Overall, however, the rankings remained similar to last year, the report’s editors noted.
“Surprisingly there was not, on average, a decline in well-being when measured by people’s own evaluation of their lives,” said John Helliwell of the Vancouver School of Economics at the University of British Columbia, also a co-author of the report. “One possible explanation is that people see COVID-19 as a common, outside threat affecting everybody and that this has generated a greater sense of solidarity and fellow-feeling.”
“This has been a very challenging year, but the early data also show some notable signs of resilience in feelings of social connection and life evaluations,” said Lara Aknin, an associate professor at Simon Fraser University in British Columbia.
The bottom three countries where citizens felt least happy according to the World Happiness Report were Rwanda, Zimbabwe, and Afghanistan.

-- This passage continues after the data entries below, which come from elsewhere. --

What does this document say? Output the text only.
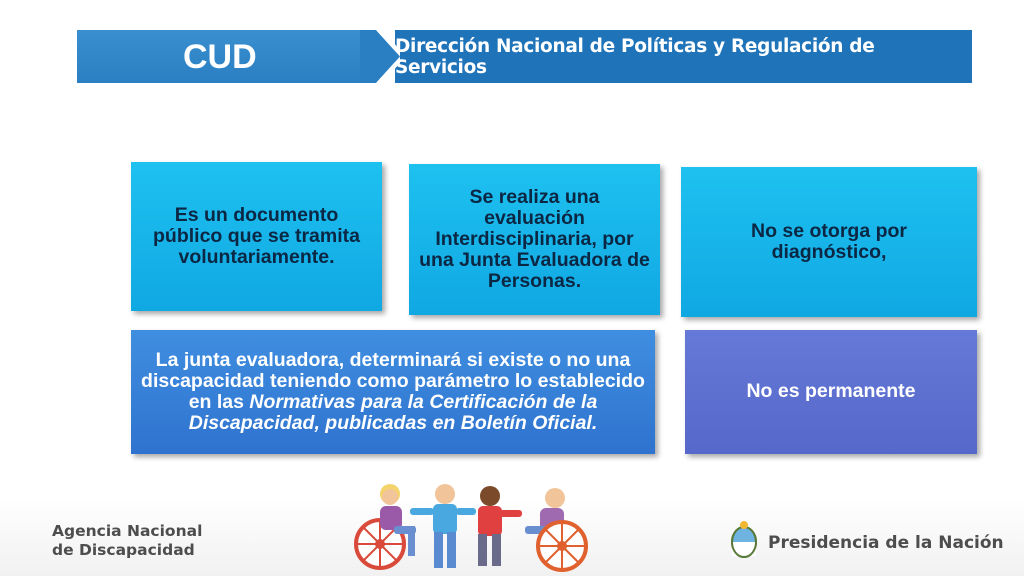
CUD	Dirección Nacional de Políticas y Regulación de Servicios
Es un documento público que se tramita voluntariamente.
Se realiza una evaluación Interdisciplinaria, por una Junta Evaluadora de Personas.
No se otorga por diagnóstico,
La junta evaluadora, determinará si existe o no una discapacidad teniendo como parámetro lo establecido en las Normativas para la Certificación de la Discapacidad, publicadas en Boletín Oficial.
No es permanente
Agencia Nacional
de Discapacidad	Presidencia de la Nación
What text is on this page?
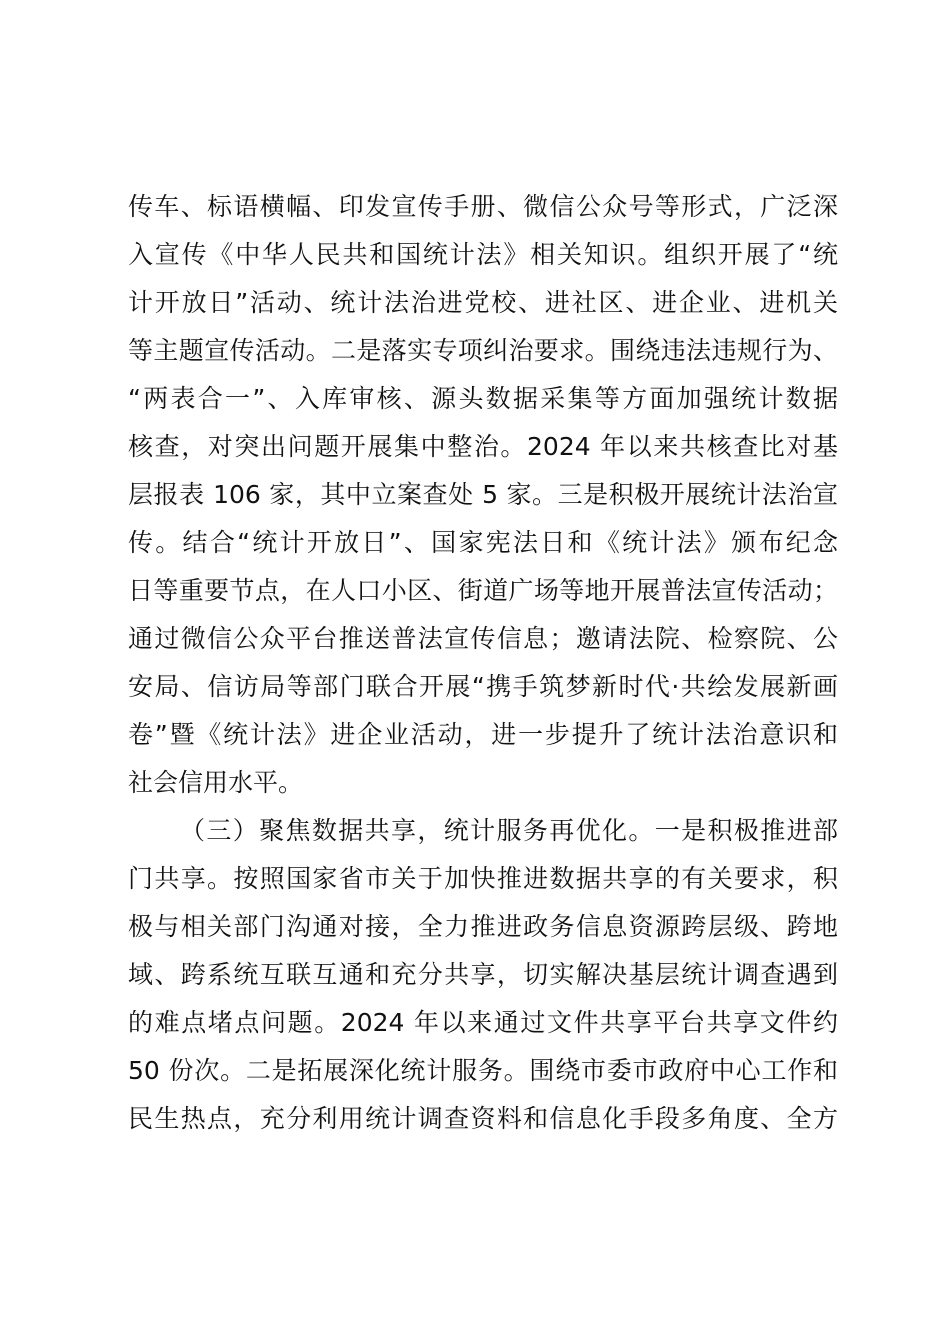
传车、标语横幅、印发宣传手册、微信公众号等形式，广泛深
入宣传《中华人民共和国统计法》相关知识。组织开展了“统
计开放日”活动、统计法治进党校、进社区、进企业、进机关
等主题宣传活动。二是落实专项纠治要求。围绕违法违规行为、
“两表合一”、入库审核、源头数据采集等方面加强统计数据
核查，对突出问题开展集中整治。2024 年以来共核查比对基
层报表 106 家，其中立案查处 5 家。三是积极开展统计法治宣
传。结合“统计开放日”、国家宪法日和《统计法》颁布纪念
日等重要节点，在人口小区、街道广场等地开展普法宣传活动；
通过微信公众平台推送普法宣传信息；邀请法院、检察院、公
安局、信访局等部门联合开展“携手筑梦新时代·共绘发展新画
卷”暨《统计法》进企业活动，进一步提升了统计法治意识和
社会信用水平。
（三）聚焦数据共享，统计服务再优化。一是积极推进部
门共享。按照国家省市关于加快推进数据共享的有关要求，积
极与相关部门沟通对接，全力推进政务信息资源跨层级、跨地
域、跨系统互联互通和充分共享，切实解决基层统计调查遇到
的难点堵点问题。2024 年以来通过文件共享平台共享文件约
50 份次。二是拓展深化统计服务。围绕市委市政府中心工作和
民生热点，充分利用统计调查资料和信息化手段多角度、全方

The UN’s World Happiness Report has been released yearly since 2012, following a resolution proposed by Bhutan and passed by the UN General Assembly in June 2011 that invited national governments to “give more importance to happiness and well-being in determining how to achieve and measure social and economic development.”
Bhutan, a landlocked Buddhist kingdom in the eastern Himalayas famously measures gross national happiness (GNH) for its population of fewer than a million people. The country was not included in the 2021 World Happiness Report, published every year on the International Day of Happiness marked on March 20th, because of the absence of Gallup surveys in recent years.